Tell you what: I’m going to sweeten the deal. If I see a great proposition or comment that provokes serious discussion, I’ll take down the owner’s name and address and send them out a little something. It won’t be dirty, I promise.
Now hit the jump to see what’s already been covered. I’d also recommend reading last week’s post about GCAP speaker fees, as there’s quite a bit of commenting occurring there.Pandemic coder Tony Albrecht asked the following:
I’m curious as to what people find the most useful/interesting – dedicated sessions with one guy up front -‘lecturing’, or round table sessions with a group of industry people talking and taking questions from the attendees, or debates or some other form of session?

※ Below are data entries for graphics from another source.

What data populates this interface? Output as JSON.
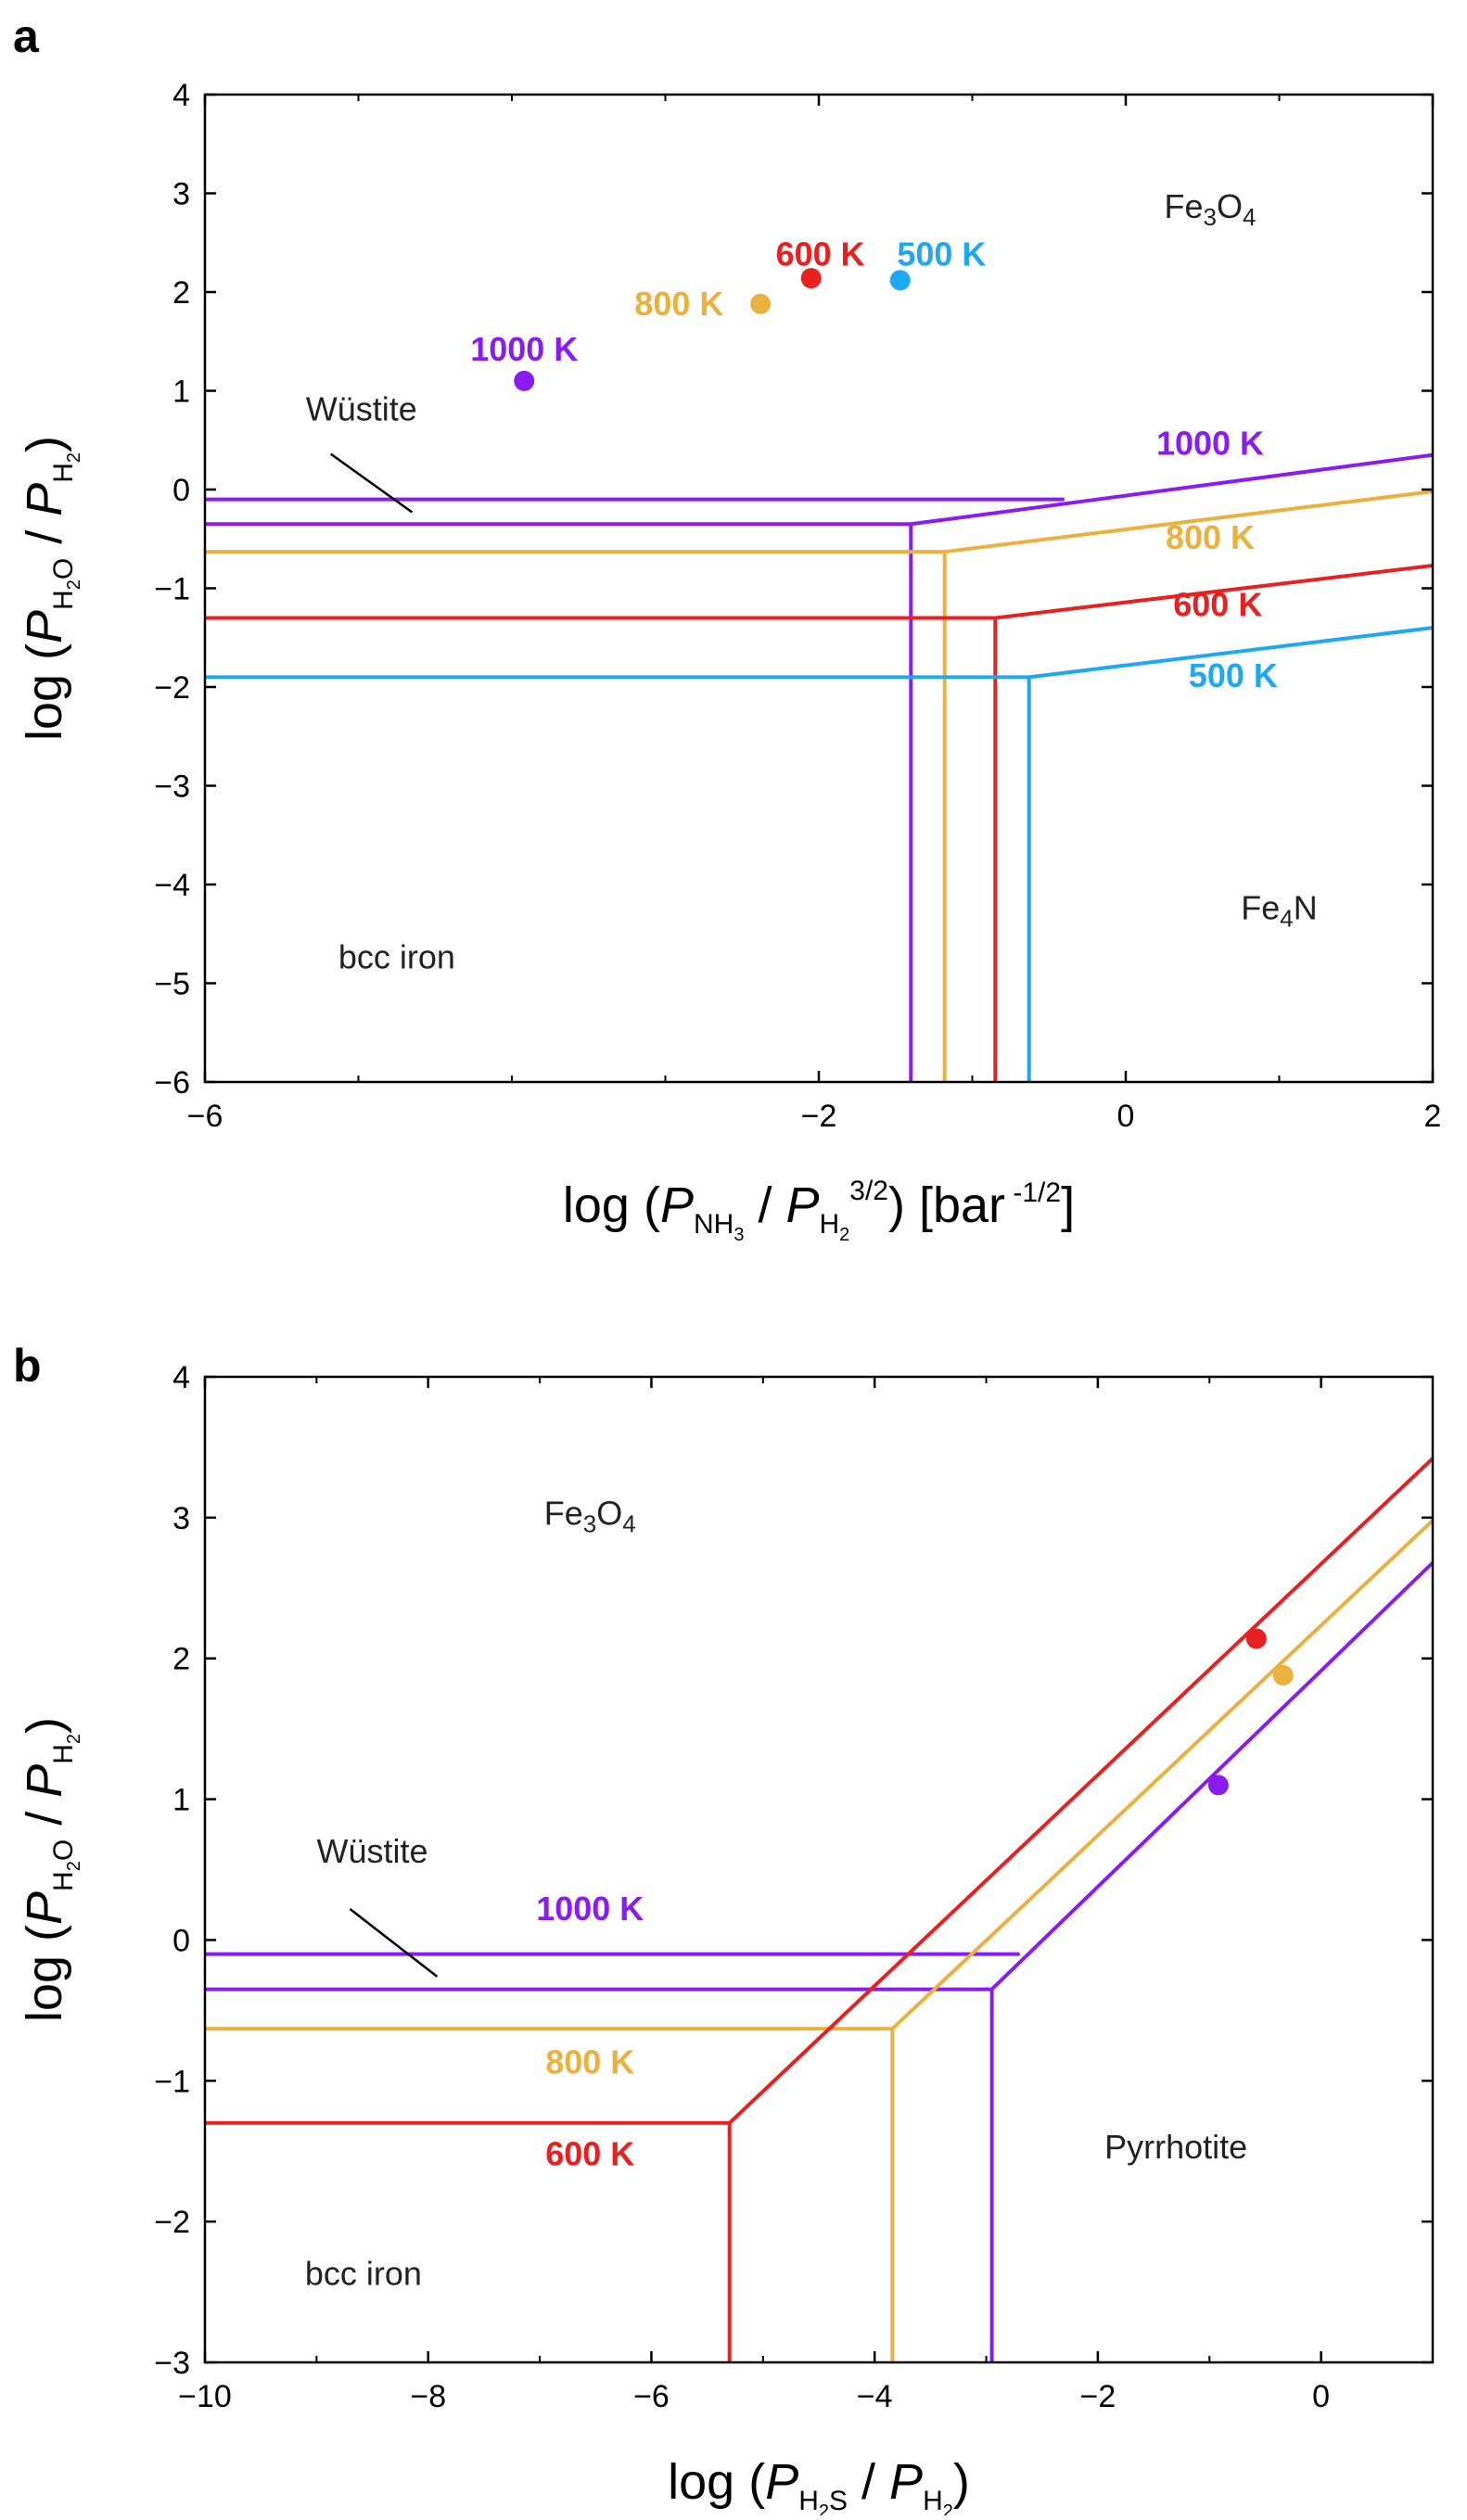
{
  "colors": {
    "k1000": "#8a1cf0",
    "k800": "#ebb13f",
    "k600": "#e8201f",
    "k500": "#1ea8f0",
    "axis": "#000000",
    "text": "#222222"
  },
  "chart_data": [
    {
      "panel_label": "a",
      "type": "line",
      "title": "",
      "xlabel": {
        "base": "log (",
        "P1": "P",
        "sub1": "NH",
        "sub1b": "3",
        "slash": " / ",
        "P2": "P",
        "sub2": "H",
        "sub2b": "2",
        "sup2": "3/2",
        "tail": ") [bar",
        "unit_sup": " -1/2",
        "close": "]"
      },
      "ylabel": {
        "base": "log (",
        "P1": "P",
        "sub1": "H",
        "sub1b": "2",
        "sub1c": "O",
        "slash": " / ",
        "P2": "P",
        "sub2": "H",
        "sub2b": "2",
        "close": ")"
      },
      "xlim": [
        -6,
        2
      ],
      "ylim": [
        -6,
        4
      ],
      "xticks": [
        -6,
        -2,
        0,
        2
      ],
      "xtick_labels": [
        "−6",
        "−2",
        "0",
        "2"
      ],
      "xminor": [
        -5,
        -4,
        -3,
        -1,
        1
      ],
      "yticks": [
        -6,
        -5,
        -4,
        -3,
        -2,
        -1,
        0,
        1,
        2,
        3,
        4
      ],
      "ytick_labels": [
        "−6",
        "−5",
        "−4",
        "−3",
        "−2",
        "−1",
        "0",
        "1",
        "2",
        "3",
        "4"
      ],
      "grid": false,
      "series": [
        {
          "name": "1000 K",
          "color_key": "k1000",
          "paths": [
            [
              [
                -6,
                -0.1
              ],
              [
                -0.4,
                -0.1
              ]
            ],
            [
              [
                -6,
                -0.35
              ],
              [
                -1.4,
                -0.35
              ]
            ],
            [
              [
                -1.4,
                -6
              ],
              [
                -1.4,
                -0.35
              ],
              [
                2,
                0.35
              ]
            ]
          ]
        },
        {
          "name": "800 K",
          "color_key": "k800",
          "paths": [
            [
              [
                -6,
                -0.63
              ],
              [
                -1.18,
                -0.63
              ]
            ],
            [
              [
                -1.18,
                -6
              ],
              [
                -1.18,
                -0.63
              ],
              [
                2,
                -0.02
              ]
            ]
          ]
        },
        {
          "name": "600 K",
          "color_key": "k600",
          "paths": [
            [
              [
                -6,
                -1.3
              ],
              [
                -0.85,
                -1.3
              ]
            ],
            [
              [
                -0.85,
                -6
              ],
              [
                -0.85,
                -1.3
              ],
              [
                2,
                -0.77
              ]
            ]
          ]
        },
        {
          "name": "500 K",
          "color_key": "k500",
          "paths": [
            [
              [
                -6,
                -1.9
              ],
              [
                -0.63,
                -1.9
              ]
            ],
            [
              [
                -0.63,
                -6
              ],
              [
                -0.63,
                -1.9
              ],
              [
                2,
                -1.4
              ]
            ]
          ]
        }
      ],
      "points": [
        {
          "label": "1000 K",
          "x": -3.92,
          "y": 1.1,
          "color_key": "k1000"
        },
        {
          "label": "800 K",
          "x": -2.38,
          "y": 1.88,
          "color_key": "k800"
        },
        {
          "label": "600 K",
          "x": -2.05,
          "y": 2.14,
          "color_key": "k600"
        },
        {
          "label": "500 K",
          "x": -1.47,
          "y": 2.12,
          "color_key": "k500"
        }
      ],
      "point_labels": [
        {
          "text": "1000 K",
          "color_key": "k1000",
          "x": -3.92,
          "y": 1.42,
          "anchor": "middle"
        },
        {
          "text": "800 K",
          "color_key": "k800",
          "x": -2.62,
          "y": 1.88,
          "anchor": "end"
        },
        {
          "text": "600 K",
          "color_key": "k600",
          "x": -1.99,
          "y": 2.38,
          "anchor": "middle"
        },
        {
          "text": "500 K",
          "color_key": "k500",
          "x": -1.2,
          "y": 2.38,
          "anchor": "middle"
        }
      ],
      "line_labels": [
        {
          "text": "1000 K",
          "color_key": "k1000",
          "x": 0.55,
          "y": 0.35
        },
        {
          "text": "800 K",
          "color_key": "k800",
          "x": 0.55,
          "y": -0.6
        },
        {
          "text": "600 K",
          "color_key": "k600",
          "x": 0.6,
          "y": -1.28
        },
        {
          "text": "500 K",
          "color_key": "k500",
          "x": 0.7,
          "y": -2.0
        }
      ],
      "regions": [
        {
          "name": "Fe3O4",
          "base1": "Fe",
          "sub1": "3",
          "base2": "O",
          "sub2": "4",
          "x": 0.55,
          "y": 2.75
        },
        {
          "name": "Fe4N",
          "base1": "Fe",
          "sub1": "4",
          "base2": "N",
          "sub2": "",
          "x": 1.0,
          "y": -4.35
        },
        {
          "name": "bcc iron",
          "base1": "bcc iron",
          "sub1": "",
          "base2": "",
          "sub2": "",
          "x": -4.75,
          "y": -4.85
        }
      ],
      "wustite": {
        "text": "Wüstite",
        "x": -4.98,
        "y": 0.7,
        "leader": [
          [
            -5.18,
            0.36
          ],
          [
            -4.65,
            -0.23
          ]
        ]
      }
    },
    {
      "panel_label": "b",
      "type": "line",
      "title": "",
      "xlabel": {
        "base": "log (",
        "P1": "P",
        "sub1": "H",
        "sub1b": "2",
        "sub1c": "S",
        "slash": " / ",
        "P2": "P",
        "sub2": "H",
        "sub2b": "2",
        "close": ")"
      },
      "ylabel": {
        "base": "log (",
        "P1": "P",
        "sub1": "H",
        "sub1b": "2",
        "sub1c": "O",
        "slash": " / ",
        "P2": "P",
        "sub2": "H",
        "sub2b": "2",
        "close": ")"
      },
      "xlim": [
        -10,
        1
      ],
      "ylim": [
        -3,
        4
      ],
      "xticks": [
        -10,
        -8,
        -6,
        -4,
        -2,
        0
      ],
      "xtick_labels": [
        "−10",
        "−8",
        "−6",
        "−4",
        "−2",
        "0"
      ],
      "xminor": [
        -9,
        -7,
        -5,
        -3,
        -1
      ],
      "yticks": [
        -3,
        -2,
        -1,
        0,
        1,
        2,
        3,
        4
      ],
      "ytick_labels": [
        "−3",
        "−2",
        "−1",
        "0",
        "1",
        "2",
        "3",
        "4"
      ],
      "grid": false,
      "series": [
        {
          "name": "1000 K",
          "color_key": "k1000",
          "paths": [
            [
              [
                -10,
                -0.1
              ],
              [
                -2.7,
                -0.1
              ]
            ],
            [
              [
                -10,
                -0.35
              ],
              [
                -2.95,
                -0.35
              ]
            ],
            [
              [
                -2.95,
                -3
              ],
              [
                -2.95,
                -0.35
              ],
              [
                1,
                2.68
              ]
            ]
          ]
        },
        {
          "name": "800 K",
          "color_key": "k800",
          "paths": [
            [
              [
                -10,
                -0.63
              ],
              [
                -3.84,
                -0.63
              ]
            ],
            [
              [
                -3.84,
                -3
              ],
              [
                -3.84,
                -0.63
              ],
              [
                1,
                2.98
              ]
            ]
          ]
        },
        {
          "name": "600 K",
          "color_key": "k600",
          "paths": [
            [
              [
                -10,
                -1.3
              ],
              [
                -5.3,
                -1.3
              ]
            ],
            [
              [
                -5.3,
                -3
              ],
              [
                -5.3,
                -1.3
              ],
              [
                1,
                3.42
              ]
            ]
          ]
        }
      ],
      "points": [
        {
          "label": "1000 K",
          "x": -0.92,
          "y": 1.1,
          "color_key": "k1000"
        },
        {
          "label": "800 K",
          "x": -0.34,
          "y": 1.88,
          "color_key": "k800"
        },
        {
          "label": "600 K",
          "x": -0.58,
          "y": 2.14,
          "color_key": "k600"
        }
      ],
      "point_labels": [],
      "line_labels": [
        {
          "text": "1000 K",
          "color_key": "k1000",
          "x": -6.55,
          "y": 0.14
        },
        {
          "text": "800 K",
          "color_key": "k800",
          "x": -6.55,
          "y": -0.95
        },
        {
          "text": "600 K",
          "color_key": "k600",
          "x": -6.55,
          "y": -1.6
        }
      ],
      "regions": [
        {
          "name": "Fe3O4",
          "base1": "Fe",
          "sub1": "3",
          "base2": "O",
          "sub2": "4",
          "x": -6.55,
          "y": 2.95
        },
        {
          "name": "Pyrrhotite",
          "base1": "Pyrrhotite",
          "sub1": "",
          "base2": "",
          "sub2": "",
          "x": -1.3,
          "y": -1.55
        },
        {
          "name": "bcc iron",
          "base1": "bcc iron",
          "sub1": "",
          "base2": "",
          "sub2": "",
          "x": -8.58,
          "y": -2.45
        }
      ],
      "wustite": {
        "text": "Wüstite",
        "x": -8.5,
        "y": 0.55,
        "leader": [
          [
            -8.7,
            0.22
          ],
          [
            -7.92,
            -0.26
          ]
        ]
      }
    }
  ]
}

Personally, I’d like a combination of both, though I get more from the dedicated sessions. When there’s one person focused on a particular topic, it’s easier to get their perspective on it, rather than the fuzzy response you get when multiple people interject. On the other hand, round tables are good for topics that cover the entire industry – employment, costs, new platforms, etc – where various replies can prompt further discussion in areas you hadn’t realised were involved.
Yusuf Pisan, associate professor at the University of Technology, Sydney and part of this year’s Australasian Conference on Interactive Entertainment had this to say:
I would like to see more interaction between game developers and researchers. AGDC experimented with the idea of “academic summit”, but it was too separate, too isolated and not sufficiently rigorous in terms of a research gathering. The Interactive Entertainment conference is in Brisbane this year http://www.ieconference.org/ — who knows maybe it is an opportunity for closer interaction. [Disclaimer: I am involved with IE conference]
I think this suggestion has merit. When the Australian Bureau of Statistics released data on the Oz games industry, it was a great – and informative – read. Anything to get more studies and research underway can only be a positive thing.